The registered nursing profession is hot, with no cooling trend predicted in the near future. It braved the storms of recession, job layoffs, and cuts in college that, a short while ago, ruined the greater U.S. economic system. Therefore, it is no mystery that traditional and online applications offering degrees for RNs are so popular. Thousands of nursing roles were continually added to the U.S. economic system each month over the past two and a half years, according to the Bureau of Labor Statistics (BLS), even as other employment areas were pummeled by massive job losses.
Yet nursing, this stalwart heir of harmful economic winds, is a beckoning light house calling to those who seek a promising safe home for the precious investment of tuition money, studying and career hopes for the long run. Cautious expectation of an increasing growth in the wellness care sector has generated even more interest in nursing, excited by the constant unfolding of President Obama’s long-awaited plan for national wellness care change. The predicted availability of comprehensive wellness care coverage for all Americans alerts the need for tens of thousands of trained medical professionals to fill upcoming roles.
Today, RNs head to graduate schools with nursing management levels in order to develop business management techniques. Through nursing management master’s programs, motivated RNs may carve out a profitable leadership niche in a fast-growing field. Still, the RN to BSN program is the popular leading degree for RNs who are fully-licensed, yet need a college diploma to be eligible for roles in management, nursing education or nursing areas of expertise. Many of these RNs finished 2 or 3-year nursing programs in community institutions, professional educational institutions, or medical centers.
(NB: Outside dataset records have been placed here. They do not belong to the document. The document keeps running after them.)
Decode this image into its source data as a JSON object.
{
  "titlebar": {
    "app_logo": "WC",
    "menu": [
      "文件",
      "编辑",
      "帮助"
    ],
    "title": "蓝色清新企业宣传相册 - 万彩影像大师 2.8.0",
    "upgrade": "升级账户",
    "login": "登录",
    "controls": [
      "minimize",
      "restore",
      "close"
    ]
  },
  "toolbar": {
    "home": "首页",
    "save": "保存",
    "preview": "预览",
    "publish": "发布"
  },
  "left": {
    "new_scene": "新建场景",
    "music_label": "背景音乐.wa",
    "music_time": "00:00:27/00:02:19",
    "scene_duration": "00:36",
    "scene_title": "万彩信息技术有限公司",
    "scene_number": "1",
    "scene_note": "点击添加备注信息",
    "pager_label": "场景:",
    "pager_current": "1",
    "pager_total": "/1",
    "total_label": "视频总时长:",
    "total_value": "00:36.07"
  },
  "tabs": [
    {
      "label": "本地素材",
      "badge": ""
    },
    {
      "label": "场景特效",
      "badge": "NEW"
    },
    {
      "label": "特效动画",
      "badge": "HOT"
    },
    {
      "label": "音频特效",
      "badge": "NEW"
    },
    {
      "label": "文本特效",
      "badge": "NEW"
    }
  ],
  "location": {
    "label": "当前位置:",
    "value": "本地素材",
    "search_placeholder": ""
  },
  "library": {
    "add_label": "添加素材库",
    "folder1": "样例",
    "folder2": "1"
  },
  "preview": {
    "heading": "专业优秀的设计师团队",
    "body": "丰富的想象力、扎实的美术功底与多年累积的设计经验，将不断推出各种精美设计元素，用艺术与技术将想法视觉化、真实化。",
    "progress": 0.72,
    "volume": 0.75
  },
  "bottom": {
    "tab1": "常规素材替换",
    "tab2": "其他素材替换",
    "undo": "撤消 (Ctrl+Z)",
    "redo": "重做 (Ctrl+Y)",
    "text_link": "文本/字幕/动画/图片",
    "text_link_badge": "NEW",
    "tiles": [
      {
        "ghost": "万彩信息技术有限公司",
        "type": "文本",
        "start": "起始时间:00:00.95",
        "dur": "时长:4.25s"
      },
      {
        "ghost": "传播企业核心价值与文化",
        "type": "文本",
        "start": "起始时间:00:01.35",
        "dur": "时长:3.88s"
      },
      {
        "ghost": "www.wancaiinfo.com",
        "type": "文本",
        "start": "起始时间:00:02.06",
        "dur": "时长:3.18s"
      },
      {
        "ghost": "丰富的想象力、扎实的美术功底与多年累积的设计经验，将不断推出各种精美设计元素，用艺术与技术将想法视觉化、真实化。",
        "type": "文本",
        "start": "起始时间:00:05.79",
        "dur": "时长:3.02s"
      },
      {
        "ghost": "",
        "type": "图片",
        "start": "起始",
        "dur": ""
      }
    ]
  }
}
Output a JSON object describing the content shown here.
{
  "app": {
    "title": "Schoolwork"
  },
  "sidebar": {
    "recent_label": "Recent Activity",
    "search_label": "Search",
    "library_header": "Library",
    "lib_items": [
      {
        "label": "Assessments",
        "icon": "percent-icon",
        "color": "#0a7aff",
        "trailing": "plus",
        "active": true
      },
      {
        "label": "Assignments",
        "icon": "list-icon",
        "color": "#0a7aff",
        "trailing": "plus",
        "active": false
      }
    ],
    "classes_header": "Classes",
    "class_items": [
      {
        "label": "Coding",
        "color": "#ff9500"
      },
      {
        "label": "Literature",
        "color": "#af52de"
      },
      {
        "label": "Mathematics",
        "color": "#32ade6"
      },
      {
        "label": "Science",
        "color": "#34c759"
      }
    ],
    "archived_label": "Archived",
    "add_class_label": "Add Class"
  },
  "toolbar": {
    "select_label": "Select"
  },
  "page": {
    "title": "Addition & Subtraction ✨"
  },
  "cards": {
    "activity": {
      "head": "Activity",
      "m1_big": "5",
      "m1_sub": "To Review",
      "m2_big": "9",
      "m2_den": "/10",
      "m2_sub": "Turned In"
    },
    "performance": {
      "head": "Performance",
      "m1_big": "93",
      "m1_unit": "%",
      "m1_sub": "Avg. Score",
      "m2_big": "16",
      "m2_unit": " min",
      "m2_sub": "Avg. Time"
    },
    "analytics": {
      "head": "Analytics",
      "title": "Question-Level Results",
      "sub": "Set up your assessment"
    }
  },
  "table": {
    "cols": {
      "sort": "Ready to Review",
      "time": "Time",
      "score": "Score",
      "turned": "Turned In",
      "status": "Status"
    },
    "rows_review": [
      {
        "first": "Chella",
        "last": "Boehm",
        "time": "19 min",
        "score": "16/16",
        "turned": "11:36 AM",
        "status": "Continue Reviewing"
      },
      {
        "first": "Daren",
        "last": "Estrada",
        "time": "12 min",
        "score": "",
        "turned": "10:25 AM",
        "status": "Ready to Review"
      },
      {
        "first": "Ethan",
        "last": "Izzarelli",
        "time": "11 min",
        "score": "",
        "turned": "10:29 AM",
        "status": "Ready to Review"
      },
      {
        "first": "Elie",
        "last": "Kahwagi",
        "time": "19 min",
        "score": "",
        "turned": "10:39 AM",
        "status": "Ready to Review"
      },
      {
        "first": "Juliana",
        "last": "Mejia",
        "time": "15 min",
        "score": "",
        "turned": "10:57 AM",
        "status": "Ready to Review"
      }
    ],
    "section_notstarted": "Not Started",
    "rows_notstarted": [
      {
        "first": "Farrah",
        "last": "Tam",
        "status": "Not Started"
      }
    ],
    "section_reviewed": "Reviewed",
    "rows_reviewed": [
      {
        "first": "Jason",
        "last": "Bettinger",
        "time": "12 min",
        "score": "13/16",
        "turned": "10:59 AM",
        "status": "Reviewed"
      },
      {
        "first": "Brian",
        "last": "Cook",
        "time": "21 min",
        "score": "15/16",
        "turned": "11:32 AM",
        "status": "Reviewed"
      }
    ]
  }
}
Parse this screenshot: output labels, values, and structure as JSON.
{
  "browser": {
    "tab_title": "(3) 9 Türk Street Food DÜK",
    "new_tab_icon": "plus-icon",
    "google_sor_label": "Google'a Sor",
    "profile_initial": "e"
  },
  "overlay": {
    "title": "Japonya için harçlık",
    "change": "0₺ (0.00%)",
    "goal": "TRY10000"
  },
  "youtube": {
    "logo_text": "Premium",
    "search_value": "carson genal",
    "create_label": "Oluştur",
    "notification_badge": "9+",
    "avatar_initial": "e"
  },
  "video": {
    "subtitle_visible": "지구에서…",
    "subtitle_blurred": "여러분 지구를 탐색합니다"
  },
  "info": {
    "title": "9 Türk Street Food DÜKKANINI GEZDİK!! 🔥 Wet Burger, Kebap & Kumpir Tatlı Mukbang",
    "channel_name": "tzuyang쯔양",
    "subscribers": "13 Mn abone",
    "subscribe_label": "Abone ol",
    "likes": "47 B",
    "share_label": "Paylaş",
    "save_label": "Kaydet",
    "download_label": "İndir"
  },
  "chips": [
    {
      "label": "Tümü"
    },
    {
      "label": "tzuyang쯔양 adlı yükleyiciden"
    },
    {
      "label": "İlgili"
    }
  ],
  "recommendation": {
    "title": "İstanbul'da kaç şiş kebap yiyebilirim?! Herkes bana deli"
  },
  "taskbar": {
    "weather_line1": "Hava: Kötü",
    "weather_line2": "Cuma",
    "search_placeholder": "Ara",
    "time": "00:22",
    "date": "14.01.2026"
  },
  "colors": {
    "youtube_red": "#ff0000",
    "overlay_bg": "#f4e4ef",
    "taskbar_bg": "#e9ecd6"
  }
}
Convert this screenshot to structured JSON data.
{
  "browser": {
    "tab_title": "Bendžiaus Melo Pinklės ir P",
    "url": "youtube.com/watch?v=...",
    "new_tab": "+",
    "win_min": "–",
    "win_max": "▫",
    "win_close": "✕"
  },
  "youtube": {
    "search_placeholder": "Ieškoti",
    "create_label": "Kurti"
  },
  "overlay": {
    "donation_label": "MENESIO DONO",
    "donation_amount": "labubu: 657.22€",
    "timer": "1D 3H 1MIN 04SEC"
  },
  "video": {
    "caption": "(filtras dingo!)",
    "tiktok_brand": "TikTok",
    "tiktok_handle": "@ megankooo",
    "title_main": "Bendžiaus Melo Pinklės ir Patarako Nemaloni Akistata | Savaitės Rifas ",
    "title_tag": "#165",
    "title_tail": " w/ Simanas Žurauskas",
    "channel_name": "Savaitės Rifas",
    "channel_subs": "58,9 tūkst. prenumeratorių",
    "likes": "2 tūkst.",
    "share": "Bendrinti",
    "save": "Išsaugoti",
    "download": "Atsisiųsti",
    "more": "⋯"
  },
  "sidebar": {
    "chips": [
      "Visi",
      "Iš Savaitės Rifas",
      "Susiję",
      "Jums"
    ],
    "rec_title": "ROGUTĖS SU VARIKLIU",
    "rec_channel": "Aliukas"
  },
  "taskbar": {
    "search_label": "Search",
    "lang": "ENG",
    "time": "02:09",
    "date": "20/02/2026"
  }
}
And although they passed the RN certification test, specifically the NCLEX-RN, they are better certified for marketing opportunities with a bachelor’s degree under their buckle.
There is a reason that inspired career hunters target the registered nursing career for career achievements. Nursing is satisfying, nursing offers relatively high incomes and nice benefits, and nursing results in a variety of opportunities and areas of expertise. But most of all, a sufficient investment of money in nursing education will cut a strong direction to future achievements in the growing medical care field.